1 Samuel 21:7 - Ellicott's Commentary On The Whole Bible

Bible Comments

A certain man. — Among the personages who surround Saul in the Bible story appears incidentally the keeper of the royal mules, and chief of the household slaves, the “Comes stabuli,” “the constable of the king,” as appears in the later monarchy. “He is the first instance of a foreigner employed in a high function in Israel, being an Edomite, or Syrian, of the name of Doeg — according to Jewish tradition, the steward who accompanied Saul in his pursuit after the asses, who counselled him to send for David, and who ultimately slew him, according to the sacred narrative — a person of vast and sinister influence in his master’s counsels.” (Stanley, Lectures on the Jewish Church, Lect. 21) Some traditions affirm that the armour-bearer who slew Saul on Mount Gilboa was not Doeg, but Doeg’s son.

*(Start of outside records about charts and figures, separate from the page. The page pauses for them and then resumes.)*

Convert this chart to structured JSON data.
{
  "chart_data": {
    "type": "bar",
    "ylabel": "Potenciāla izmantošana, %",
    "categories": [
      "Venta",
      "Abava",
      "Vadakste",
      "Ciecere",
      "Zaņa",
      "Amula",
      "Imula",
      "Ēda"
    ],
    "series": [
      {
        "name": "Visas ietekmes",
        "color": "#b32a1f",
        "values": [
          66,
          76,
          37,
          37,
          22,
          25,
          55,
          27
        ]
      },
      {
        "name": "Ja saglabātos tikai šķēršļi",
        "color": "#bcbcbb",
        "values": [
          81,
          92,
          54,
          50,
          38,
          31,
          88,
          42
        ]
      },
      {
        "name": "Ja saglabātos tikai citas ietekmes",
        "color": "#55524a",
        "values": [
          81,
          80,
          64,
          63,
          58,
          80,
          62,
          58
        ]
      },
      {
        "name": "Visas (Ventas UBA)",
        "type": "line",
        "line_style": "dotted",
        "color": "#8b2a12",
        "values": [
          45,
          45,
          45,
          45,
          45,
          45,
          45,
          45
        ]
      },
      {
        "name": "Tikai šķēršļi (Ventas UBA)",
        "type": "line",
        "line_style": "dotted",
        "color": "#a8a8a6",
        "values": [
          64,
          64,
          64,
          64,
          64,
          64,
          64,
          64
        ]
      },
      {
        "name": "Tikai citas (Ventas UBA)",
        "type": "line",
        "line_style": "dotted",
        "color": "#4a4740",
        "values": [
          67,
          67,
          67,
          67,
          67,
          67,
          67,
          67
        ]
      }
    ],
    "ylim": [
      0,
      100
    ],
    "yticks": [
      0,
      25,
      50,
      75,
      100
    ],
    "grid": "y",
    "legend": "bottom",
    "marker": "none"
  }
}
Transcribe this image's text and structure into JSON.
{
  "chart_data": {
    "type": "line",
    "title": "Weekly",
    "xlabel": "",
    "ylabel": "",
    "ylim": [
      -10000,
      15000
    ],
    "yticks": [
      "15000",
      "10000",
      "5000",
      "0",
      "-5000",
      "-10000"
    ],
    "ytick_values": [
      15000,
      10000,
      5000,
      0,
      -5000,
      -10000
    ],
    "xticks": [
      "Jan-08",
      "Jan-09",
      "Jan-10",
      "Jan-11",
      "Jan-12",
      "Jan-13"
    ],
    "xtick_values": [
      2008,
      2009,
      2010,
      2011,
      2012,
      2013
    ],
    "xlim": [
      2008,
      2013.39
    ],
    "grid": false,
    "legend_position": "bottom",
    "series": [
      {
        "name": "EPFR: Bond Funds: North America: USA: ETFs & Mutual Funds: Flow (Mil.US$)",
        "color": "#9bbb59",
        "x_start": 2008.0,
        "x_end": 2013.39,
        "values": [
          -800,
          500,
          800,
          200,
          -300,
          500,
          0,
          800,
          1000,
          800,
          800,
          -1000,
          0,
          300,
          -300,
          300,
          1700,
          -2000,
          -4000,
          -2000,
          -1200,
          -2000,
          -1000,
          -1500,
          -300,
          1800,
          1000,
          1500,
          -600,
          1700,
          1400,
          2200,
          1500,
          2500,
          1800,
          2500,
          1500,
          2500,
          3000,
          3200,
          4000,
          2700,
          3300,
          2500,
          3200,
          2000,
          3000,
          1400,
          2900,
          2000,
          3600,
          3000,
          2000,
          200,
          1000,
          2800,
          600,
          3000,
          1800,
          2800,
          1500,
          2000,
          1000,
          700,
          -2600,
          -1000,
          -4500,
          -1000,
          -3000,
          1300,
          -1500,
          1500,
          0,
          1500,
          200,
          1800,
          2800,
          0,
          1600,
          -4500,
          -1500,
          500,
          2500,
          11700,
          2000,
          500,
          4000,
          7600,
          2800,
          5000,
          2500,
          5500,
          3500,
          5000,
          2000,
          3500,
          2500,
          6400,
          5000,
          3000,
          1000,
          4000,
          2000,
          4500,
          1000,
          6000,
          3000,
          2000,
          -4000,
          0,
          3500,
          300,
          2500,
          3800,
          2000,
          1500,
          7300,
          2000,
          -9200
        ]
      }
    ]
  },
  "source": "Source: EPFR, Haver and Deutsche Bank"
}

The Hebrew words rendered in the English Version, “the chiefest of the herdmen that belonged to Saul,” are translated in the LXX. by “feeding the mules of Saul;” and in accordance with this reading, in 1 Samuel 22:9 also, they have changed “Saul’s servants” into “Saul’s mules.” The Vulg. and the other versions, however, translate as the English Version, “potentissimus pastorum,” although in some of the Vulg. MSS. there is an explanatory gloss, evidently derived from the singular interpretation of the LXX., This (man) used to feed Saul’s mules.” There can be no foundation in tradition or otherwise for such a reading, as we never read until the days of King David of mules being used by royal princes. (See 2 Samuel 13:29; 2 Samuel 18:9.) Before David’s time, the sons of princes used to ride on asses. (See Judges 10:4; Judges 12:14.) Ewald, disregarding the current Jewish tradition respecting the ancient connection of Doeg with the house of Kish, considers that this influential chieftain of the king probably came over to Saul in his war with Edom.

Detained before the Lord. — Several interpretations have been suggested for these words. (a) He was at the sanctuary of the Tabernacle as a proselyte — one who wished to be received into the religious communion of Israel. (b) He was detained there for his purification on account of supposed leprosy, or simply in fulfilment of a temporary Nazarite vow. (c) According to Ephrem Syrus (who probably referred to some lost tradition), he had committed some trespass, and was detained there till he had offered the appointed sacrifice. Any one of these reasons — all sufficiently probable in themselves — would have occasioned a residence long or short at the sanctuary at Nob. At all events, when the fugitive David recognised the presence of one of Saul’s most unscrupulous servants, whom he must have known well, his mind must have misgiven him, and he, probably on this account, hasted to get away, and at once begs the old high priest to furnish him with any arms he might have laid up in the priestly homes.

1 Samuel 21:7

7 Now a certain man of the servants of Saul was there that day, detained before the LORD; and his name was Doeg, an Edomite, the chiefest of the herdmen that belonged to Saul.